Tapi ia ingat pesan terakhir di jurnal: seseorang harus tetap menjaga pintu.
Ia mendongak. “Kalau aku tinggal, lorongnya bisa ditutup?”
Anak perempuan itu mengangguk. “Ya. Tapi kamu akan tinggal di antara waktu. Tidak ada yang akan mengingatmu. Bahkan namamu akan hilang dari dunia.”
Damar menarik napas. “Kalau aku tidak diingat, maka Rabu tak bisa menemukanku lagi.”
“Benar,” bisik mereka bersama. “Tapi kamu juga tak akan bisa kembali.”
Ia tersenyum tipis. “Mungkin itu harga yang adil.”
---
Rabu — Satu minggu kemudian
Pak Dedi, petugas keamanan baru, sedang berjaga. Ia heran karena loker lama di ruang pos tidak bisa dibuka. Kuncinya hilang. Ia bertanya ke kepala sekolah tentang penjaga sebelumnya, Damar.
“Damar siapa?” tanya kepala sekolah.
Pak Dedi mengernyit. “Penjaga sebelum saya. Yang bertugas sampai dua minggu lalu…”
“Maaf, setahu saya, setelah Pak Surya menghilang, tidak ada yang menjaga malam hari sampai Anda diterima kemarin.”
Pak Dedi merasa ada yang janggal. Tapi tidak ada nama Damar di daftar pegawai. Tidak ada jejaknya di mana pun.
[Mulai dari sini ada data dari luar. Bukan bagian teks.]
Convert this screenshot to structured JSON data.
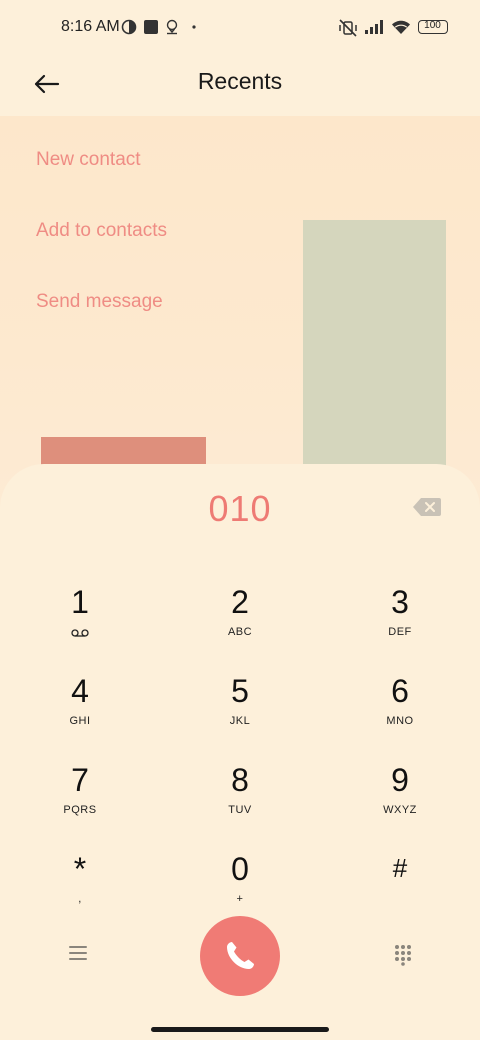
{
  "status_bar": {
    "time": "8:16 AM",
    "battery": "100",
    "icons": [
      "contrast-icon",
      "square-notification-icon",
      "location-pin-icon",
      "dot-icon",
      "vibrate-off-icon",
      "signal-icon",
      "wifi-icon",
      "battery-icon"
    ]
  },
  "header": {
    "title": "Recents",
    "back_icon": "back-arrow-icon"
  },
  "actions": [
    {
      "label": "New contact"
    },
    {
      "label": "Add to contacts"
    },
    {
      "label": "Send message"
    }
  ],
  "dialer": {
    "number": "010",
    "backspace_icon": "backspace-icon",
    "keys": [
      {
        "digit": "1",
        "letters": "",
        "icon": "voicemail-icon"
      },
      {
        "digit": "2",
        "letters": "ABC"
      },
      {
        "digit": "3",
        "letters": "DEF"
      },
      {
        "digit": "4",
        "letters": "GHI"
      },
      {
        "digit": "5",
        "letters": "JKL"
      },
      {
        "digit": "6",
        "letters": "MNO"
      },
      {
        "digit": "7",
        "letters": "PQRS"
      },
      {
        "digit": "8",
        "letters": "TUV"
      },
      {
        "digit": "9",
        "letters": "WXYZ"
      },
      {
        "digit": "*",
        "letters": ","
      },
      {
        "digit": "0",
        "letters": "+"
      },
      {
        "digit": "#",
        "letters": ""
      }
    ]
  },
  "bottom_bar": {
    "menu_icon": "menu-icon",
    "call_icon": "phone-icon",
    "dialpad_icon": "dialpad-icon"
  },
  "colors": {
    "background": "#fdf0da",
    "accent": "#ee7b74",
    "link": "#ef8c84",
    "call_button": "#f07b75"
  }
}
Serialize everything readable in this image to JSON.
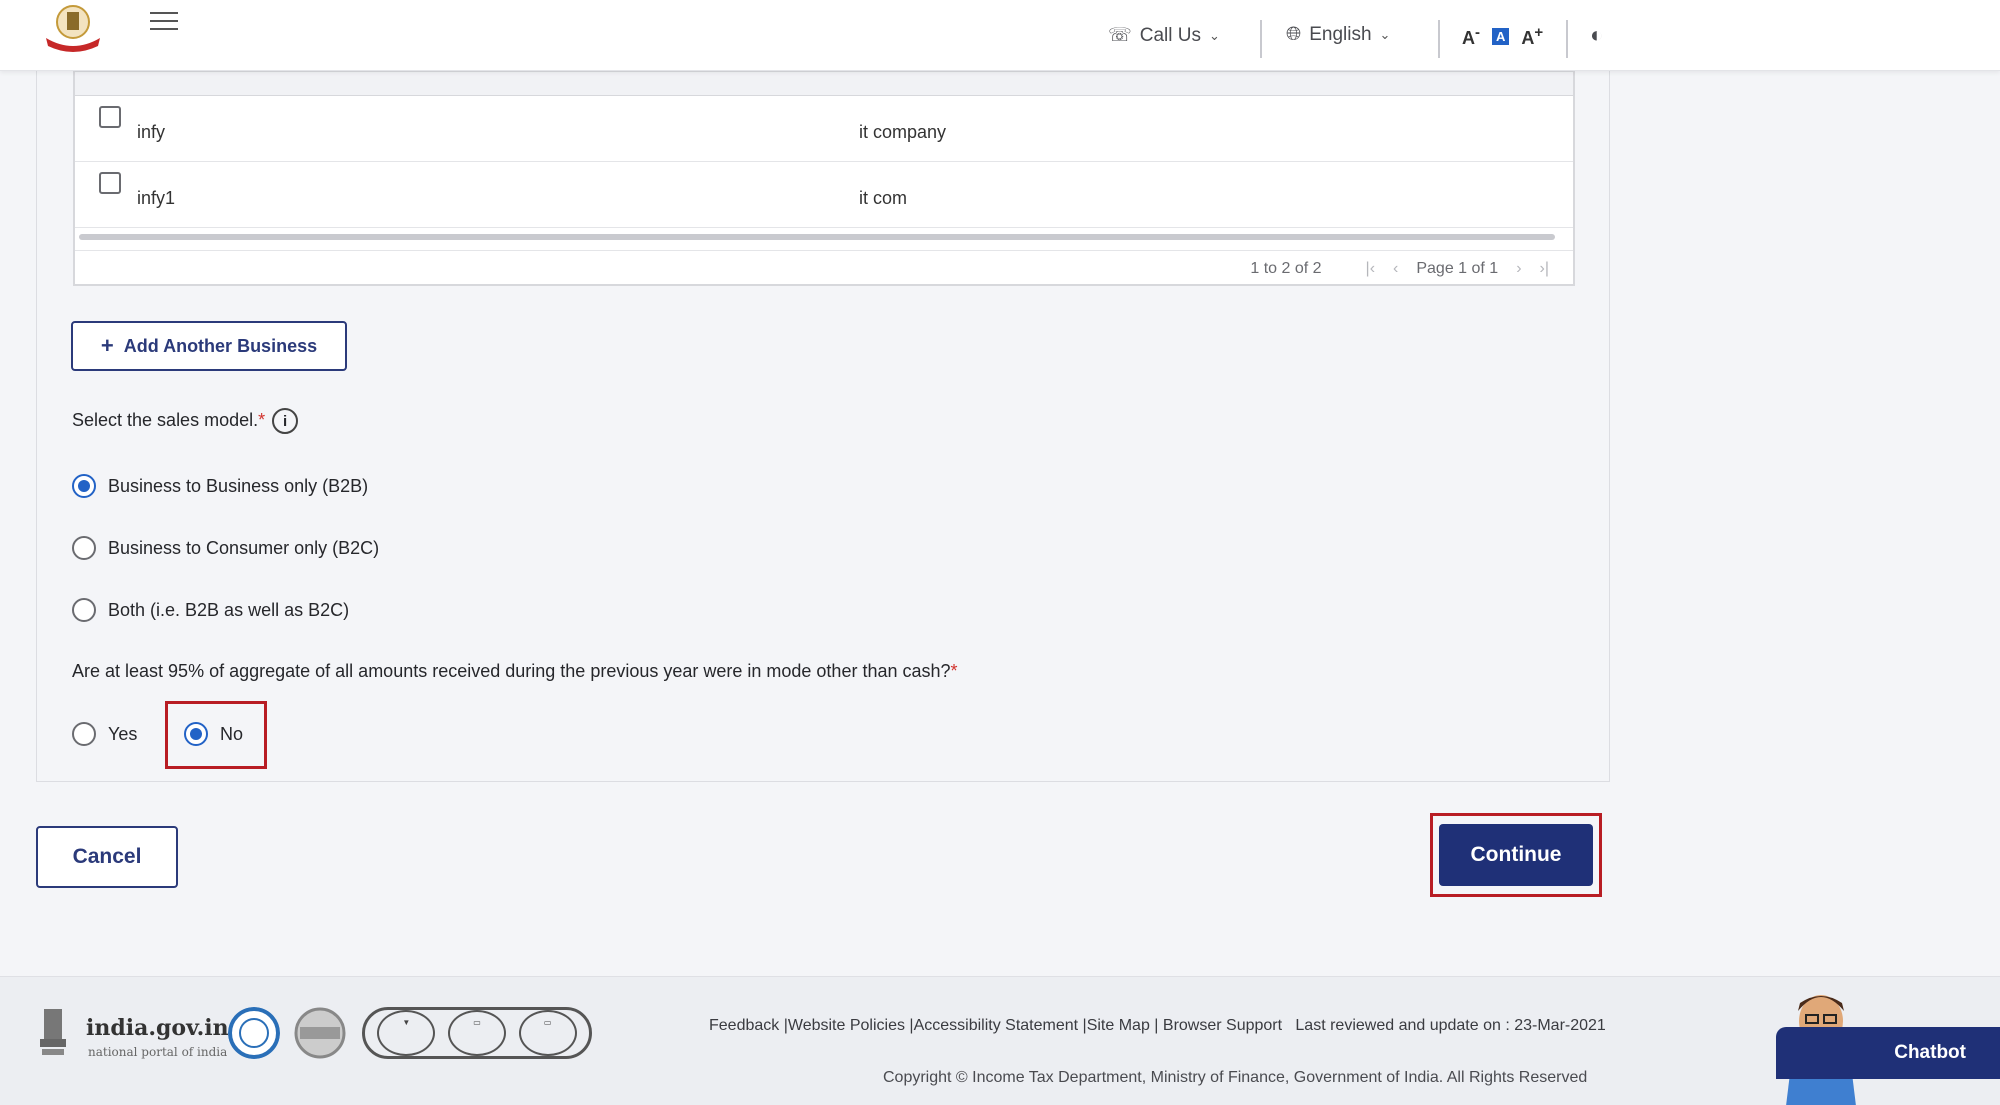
{
  "header": {
    "call_us": "Call Us",
    "language": "English",
    "font_decrease": "A",
    "font_default": "A",
    "font_increase": "A",
    "font_decrease_sup": "-",
    "font_increase_sup": "+"
  },
  "table": {
    "rows": [
      {
        "name": "infy",
        "description": "it company"
      },
      {
        "name": "infy1",
        "description": "it com"
      }
    ],
    "range": "1 to 2 of 2",
    "page": "Page 1 of 1"
  },
  "add_business": {
    "label": "Add Another Business"
  },
  "sales_model": {
    "question": "Select the sales model.",
    "required_mark": "*",
    "options": [
      {
        "label": "Business to Business only (B2B)",
        "selected": true
      },
      {
        "label": "Business to Consumer only (B2C)",
        "selected": false
      },
      {
        "label": "Both (i.e. B2B as well as B2C)",
        "selected": false
      }
    ]
  },
  "cash_question": {
    "question": "Are at least 95% of aggregate of all amounts received during the previous year were in mode other than cash?",
    "required_mark": "*",
    "options": [
      {
        "label": "Yes",
        "selected": false
      },
      {
        "label": "No",
        "selected": true
      }
    ]
  },
  "actions": {
    "cancel": "Cancel",
    "continue": "Continue"
  },
  "footer": {
    "portal_title": "india.gov.in",
    "portal_subtitle": "national portal of india",
    "links": [
      "Feedback",
      "Website Policies",
      "Accessibility Statement",
      "Site Map",
      "Browser Support"
    ],
    "last_reviewed": "Last reviewed and update on : 23-Mar-2021",
    "copyright": "Copyright © Income Tax Department, Ministry of Finance, Government of India. All Rights Reserved",
    "chatbot": "Chatbot"
  },
  "colors": {
    "primary": "#1f3077",
    "accent": "#2262c6",
    "highlight": "#b81d24"
  }
}
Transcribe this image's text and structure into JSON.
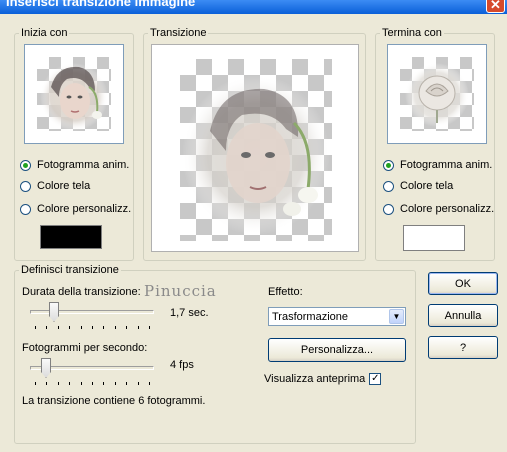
{
  "window": {
    "title": "Inserisci transizione immagine",
    "close_glyph": "✕"
  },
  "start_group": {
    "legend": "Inizia con",
    "options": [
      "Fotogramma anim.",
      "Colore tela",
      "Colore personalizz."
    ],
    "selected": 0,
    "custom_color": "#000000",
    "preview_icon": "woman-portrait-thumbnail"
  },
  "transition_group": {
    "legend": "Transizione",
    "preview_icon": "blended-portrait-preview"
  },
  "end_group": {
    "legend": "Termina con",
    "options": [
      "Fotogramma anim.",
      "Colore tela",
      "Colore personalizz."
    ],
    "selected": 0,
    "custom_color": "#ffffff",
    "preview_icon": "white-rose-thumbnail"
  },
  "define_group": {
    "legend": "Definisci transizione",
    "duration_label": "Durata della transizione:",
    "duration_value": "1,7 sec.",
    "duration_fraction": 0.17,
    "watermark": "Pinuccia",
    "fps_label": "Fotogrammi per secondo:",
    "fps_value": "4 fps",
    "fps_fraction": 0.1,
    "info_text": "La transizione contiene 6 fotogrammi.",
    "effect_label": "Effetto:",
    "effect_value": "Trasformazione",
    "customize_label": "Personalizza...",
    "preview_label": "Visualizza anteprima",
    "preview_checked": true
  },
  "buttons": {
    "ok": "OK",
    "cancel": "Annulla",
    "help": "?"
  }
}
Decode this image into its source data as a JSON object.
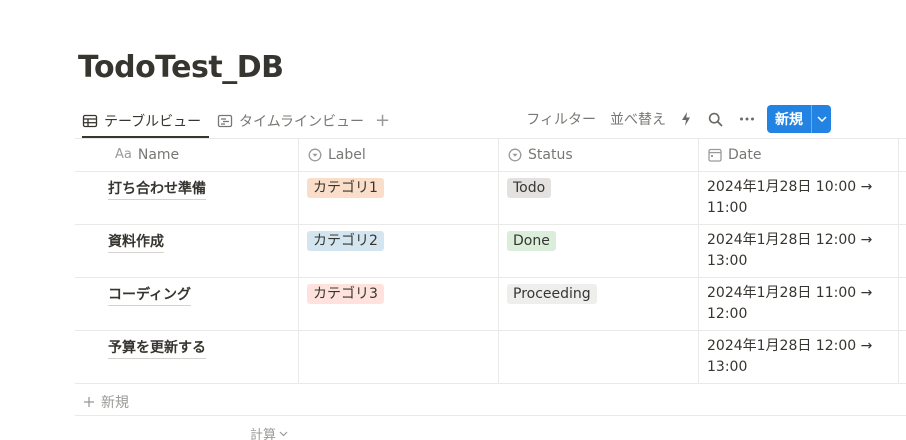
{
  "page": {
    "title": "TodoTest_DB"
  },
  "views": {
    "tabs": [
      {
        "label": "テーブルビュー",
        "icon": "table-icon",
        "active": true
      },
      {
        "label": "タイムラインビュー",
        "icon": "timeline-icon",
        "active": false
      }
    ],
    "add_view_icon": "+"
  },
  "toolbar": {
    "filter_label": "フィルター",
    "sort_label": "並べ替え",
    "new_label": "新規",
    "accent": "#2383e2"
  },
  "columns": [
    {
      "label": "Name",
      "icon": "text-property-icon",
      "icon_text": "Aa"
    },
    {
      "label": "Label",
      "icon": "select-property-icon"
    },
    {
      "label": "Status",
      "icon": "select-property-icon"
    },
    {
      "label": "Date",
      "icon": "calendar-icon"
    }
  ],
  "rows": [
    {
      "name": "打ち合わせ準備",
      "label": "カテゴリ1",
      "label_color": "#fadec9",
      "status": "Todo",
      "status_color": "#e3e2e0",
      "date_line1": "2024年1月28日 10:00 →",
      "date_line2": "11:00"
    },
    {
      "name": "資料作成",
      "label": "カテゴリ2",
      "label_color": "#d3e5ef",
      "status": "Done",
      "status_color": "#dbeddb",
      "date_line1": "2024年1月28日 12:00 →",
      "date_line2": "13:00"
    },
    {
      "name": "コーディング",
      "label": "カテゴリ3",
      "label_color": "#ffe2dd",
      "status": "Proceeding",
      "status_color": "#eeeeec",
      "date_line1": "2024年1月28日 11:00 →",
      "date_line2": "12:00"
    },
    {
      "name": "予算を更新する",
      "label": "",
      "label_color": "",
      "status": "",
      "status_color": "",
      "date_line1": "2024年1月28日 12:00 →",
      "date_line2": "13:00"
    }
  ],
  "footer": {
    "add_row_label": "新規",
    "calc_label": "計算"
  }
}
Bahkan meja pos malam terlihat seperti belum pernah dipakai.
Namun, malam itu, saat berjalan melewati lorong belakang, Pak Dedi melihat sesuatu di tanah. Ia membungkuk, memungutnya.
Sebuah kelereng bening.
Ia tersenyum heran, meletakkannya di saku.
Lorong tetap tertutup. Tapi penunggunya masih berjaga.
Dan di dunia yang tak terlihat, seorang pria berdiri membelakangi waktu, menatap pintu lorong yang kini terkunci rapat. Ia tak punya nama. Tak punya bayangan. Tapi ia tahu satu hal:
Selama ada penjaga, Hari Rabu tidak akan menang.